Address gender norms. It’s clear that much of the harm that comes from sexting is related to gender-related double standards that portray girls as both innocent guardians of their sexual innocence and, if they should stray from that role, being responsible for any consequences they might suffer as a result of their actions. Research has found that these stereotypes are found even in educational anti-sexting campaigns, another way in which poorly considered interventions may cause more harm than good. Because these gender norms are often communicated and reinforced by mass media, media literacy must be a part of any program that aims to mitigate the possible risks of sexting.
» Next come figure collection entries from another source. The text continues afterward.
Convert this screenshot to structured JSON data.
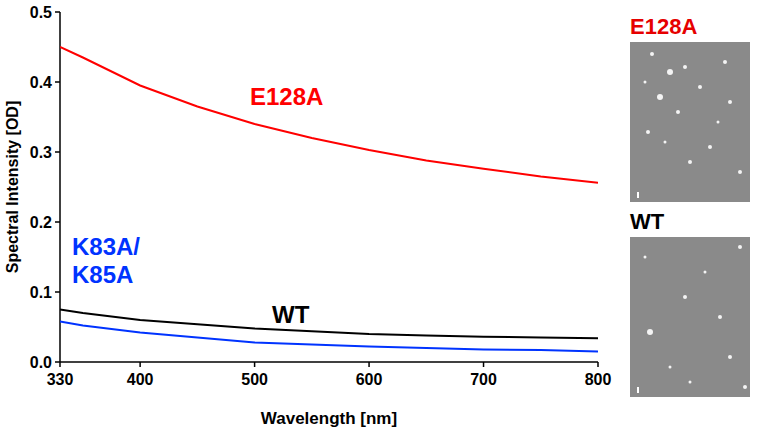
{
  "chart_data": {
    "type": "line",
    "x_label": "Wavelength [nm]",
    "y_label": "Spectral Intensity [OD]",
    "x": [
      330,
      350,
      400,
      450,
      500,
      550,
      600,
      650,
      700,
      750,
      800
    ],
    "series": [
      {
        "name": "E128A",
        "color": "#ff0000",
        "values": [
          0.45,
          0.435,
          0.395,
          0.365,
          0.34,
          0.32,
          0.303,
          0.288,
          0.276,
          0.265,
          0.256
        ]
      },
      {
        "name": "WT",
        "color": "#000000",
        "values": [
          0.075,
          0.07,
          0.06,
          0.054,
          0.048,
          0.044,
          0.04,
          0.038,
          0.036,
          0.035,
          0.034
        ]
      },
      {
        "name": "K83A/K85A",
        "color": "#0033ff",
        "values": [
          0.058,
          0.052,
          0.042,
          0.035,
          0.028,
          0.025,
          0.022,
          0.02,
          0.018,
          0.017,
          0.015
        ]
      }
    ],
    "xlim": [
      330,
      800
    ],
    "ylim": [
      0,
      0.5
    ],
    "xticks": [
      330,
      400,
      500,
      600,
      700,
      800
    ],
    "yticks": [
      {
        "value": 0,
        "label": "0.0"
      },
      0.1,
      0.2,
      0.3,
      0.4,
      0.5
    ],
    "grid": false
  },
  "panels": [
    {
      "label": "E128A",
      "color": "#e60000"
    },
    {
      "label": "WT",
      "color": "#000000"
    }
  ]
}
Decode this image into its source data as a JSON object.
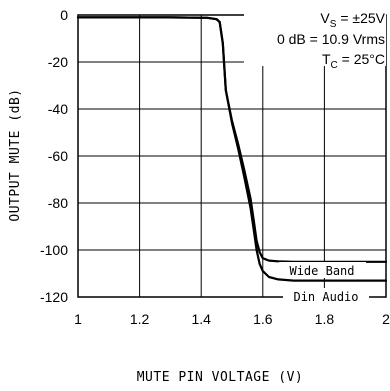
{
  "chart_data": {
    "type": "line",
    "title": "",
    "xlabel": "MUTE PIN VOLTAGE (V)",
    "ylabel": "OUTPUT MUTE (dB)",
    "xlim": [
      1,
      2
    ],
    "ylim": [
      -120,
      0
    ],
    "x_ticks": [
      1,
      1.2,
      1.4,
      1.6,
      1.8,
      2
    ],
    "x_tick_labels": [
      "1",
      "1.2",
      "1.4",
      "1.6",
      "1.8",
      "2"
    ],
    "y_ticks": [
      0,
      -20,
      -40,
      -60,
      -80,
      -100,
      -120
    ],
    "y_tick_labels": [
      "0",
      "-20",
      "-40",
      "-60",
      "-80",
      "-100",
      "-120"
    ],
    "grid": true,
    "annotations": {
      "supply_main": "V",
      "supply_sub": "S",
      "supply_value": " = ±25V",
      "reference": "0 dB = 10.9 Vrms",
      "temp_main": "T",
      "temp_sub": "C",
      "temp_value": " = 25°C"
    },
    "series": [
      {
        "name": "Wide Band",
        "x": [
          1.0,
          1.3,
          1.42,
          1.45,
          1.46,
          1.47,
          1.48,
          1.5,
          1.52,
          1.54,
          1.56,
          1.57,
          1.58,
          1.59,
          1.6,
          1.62,
          1.65,
          1.7,
          1.8,
          1.9,
          2.0
        ],
        "y": [
          -1,
          -1,
          -1.2,
          -1.8,
          -3,
          -12,
          -32,
          -45,
          -55,
          -66,
          -78,
          -87,
          -96,
          -101,
          -103.5,
          -104.5,
          -104.8,
          -105,
          -105,
          -105,
          -105
        ]
      },
      {
        "name": "Din Audio",
        "x": [
          1.0,
          1.3,
          1.42,
          1.45,
          1.46,
          1.47,
          1.48,
          1.5,
          1.52,
          1.54,
          1.56,
          1.57,
          1.58,
          1.59,
          1.6,
          1.62,
          1.65,
          1.7,
          1.8,
          1.9,
          2.0
        ],
        "y": [
          -1,
          -1,
          -1.2,
          -1.8,
          -3,
          -12,
          -32,
          -46,
          -57,
          -69,
          -82,
          -91,
          -100,
          -106,
          -109,
          -111.5,
          -112.5,
          -113,
          -113,
          -113,
          -113
        ]
      }
    ]
  }
}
Change the culture around forwarding sexts and help youth to see it as an ethical issue. As noted above, there is reason to believe that those students who forward sexts do not see it as a moral or ethical issue – or don’t see those who originally sent the sexts as worthy of moral consideration. While this may in part be due to the gender norms discussed above, it’s also true that youth often don’t think ethically about their online actions and experiences. This can be due to some of the characteristics of digital communication that may prevent us from feeling empathy towards others, or enable us to more easily rationalize our behaviour by minimizing or denying the harm we’re doing or by blaming or even dehumanizing the victim. It’s possible that this effect may be at work here, and that part of our challenge lies in identifying those youth who are forwarding sexts and helping them to see it as a moral issue. Research suggests that it may be more effective to focus our efforts on youth who forward sexts – who, after all, are the ones who are most likely to cause harm – than those who send them.